The cap portion is the amount of carbon dioxide or other pollutant a company or industry is allowed to emit: for example, 1 ton of pollutants annually. Over time the amount of the cap declines, which means companies must find ways to cut back on their emissions. It’s like a carbon “allowance.”

The trade portion allows companies that cut their pollution to trade their remaining credits to a polluting company that then pays for these credits. The extra credits also can be banked for future use as well. So companies that find ways to reduce emissions are rewarded while polluters are economically punished.

The cap or allowance can be lowered each year, creating even more incentive for polluters to reduce their emissions, rather than buy extra credits from other companies. In addition to California, nine New England states participate in a cap and trade program under the Regional Greenhouse Gas Initiative.

Another economic strategy to address carbon-dioxide emissions is the carbon tax. This is a government fee “imposed on the burning of carbon-based fuels such as coal, oil and gas.”

A recent New York Times article reported that “more than 40 governments worldwide have now adopted some sort of price on carbon.” Canada’s program in British Columbia, Alberta, Ontario and Quebec starts the tax at $15 per ton of carbon and will rise to $38 per ton by 2022. The majority of revenue will be refunded to Canadian citizens via their tax bills.

Finally the Citizens Climate Lobby, an international grassroots environmental group of over 100,000 members, urges the adoption of a “carbon fee and dividend program.” New bipartisan legislation, the Energy Innovation and Carbon Dividend Act (HR 763), specifically addresses creating this program in the U.S. This is a “national, revenue-neutral carbon fee-and-dividend system that would place a rising price on carbon and return the fees collected minus administrative costs to households as a monthly energy dividend.”

Unlike a straight carbon tax, which could increase the costs of food and fuel, this program would not be burdensome on poor families. It would in fact create jobs by putting money back into the economy.

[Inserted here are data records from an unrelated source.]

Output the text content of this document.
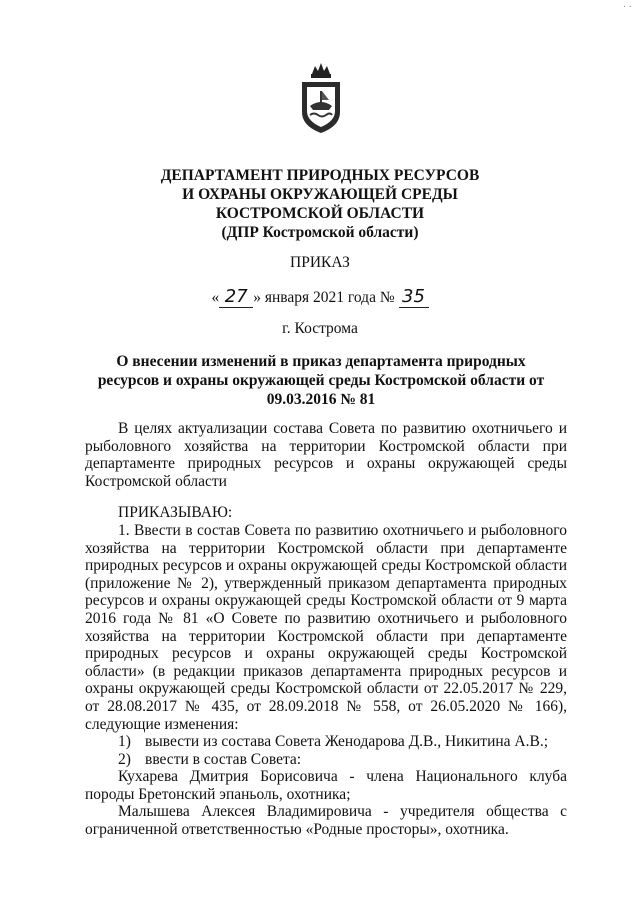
· ·
ДЕПАРТАМЕНТ ПРИРОДНЫХ РЕСУРСОВ
И ОХРАНЫ ОКРУЖАЮЩЕЙ СРЕДЫ
КОСТРОМСКОЙ ОБЛАСТИ
(ДПР Костромской области)
ПРИКАЗ
« 27 » января 2021 года № 35
г. Кострома
О внесении изменений в приказ департамента природных ресурсов и охраны окружающей среды Костромской области от 09.03.2016 № 81

В целях актуализации состава Совета по развитию охотничьего и рыболовного хозяйства на территории Костромской области при департаменте природных ресурсов и охраны окружающей среды Костромской области

ПРИКАЗЫВАЮ:

1. Ввести в состав Совета по развитию охотничьего и рыболовного хозяйства на территории Костромской области при департаменте природных ресурсов и охраны окружающей среды Костромской области (приложение № 2), утвержденный приказом департамента природных ресурсов и охраны окружающей среды Костромской области от 9 марта 2016 года № 81 «О Совете по развитию охотничьего и рыболовного хозяйства на территории Костромской области при департаменте природных ресурсов и охраны окружающей среды Костромской области» (в редакции приказов департамента природных ресурсов и охраны окружающей среды Костромской области от 22.05.2017 № 229, от 28.08.2017 № 435, от 28.09.2018 № 558, от 26.05.2020 № 166), следующие изменения:

1) вывести из состава Совета Женодарова Д.В., Никитина А.В.;
2) ввести в состав Совета:

Кухарева Дмитрия Борисовича - члена Национального клуба породы Бретонский эпаньоль, охотника;

Малышева Алексея Владимировича - учредителя общества с ограниченной ответственностью «Родные просторы», охотника.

The initial fee proposed is $15 per ton of carbon, and this would increase by $10 each year until carbon-dioxide emissions have been reduced to 10 percent of U.S. carbon-dioxide emissions in 1990.

While some of these programs show promise in cutting some emissions, the best way to control carbon emissions is to never make them in the first place.

An April 2019 CleanTechnica article said, “Wind and solar are displacing roughly 35 times as much carbon dioxide every year as the complete global history of carbon capture and storage.”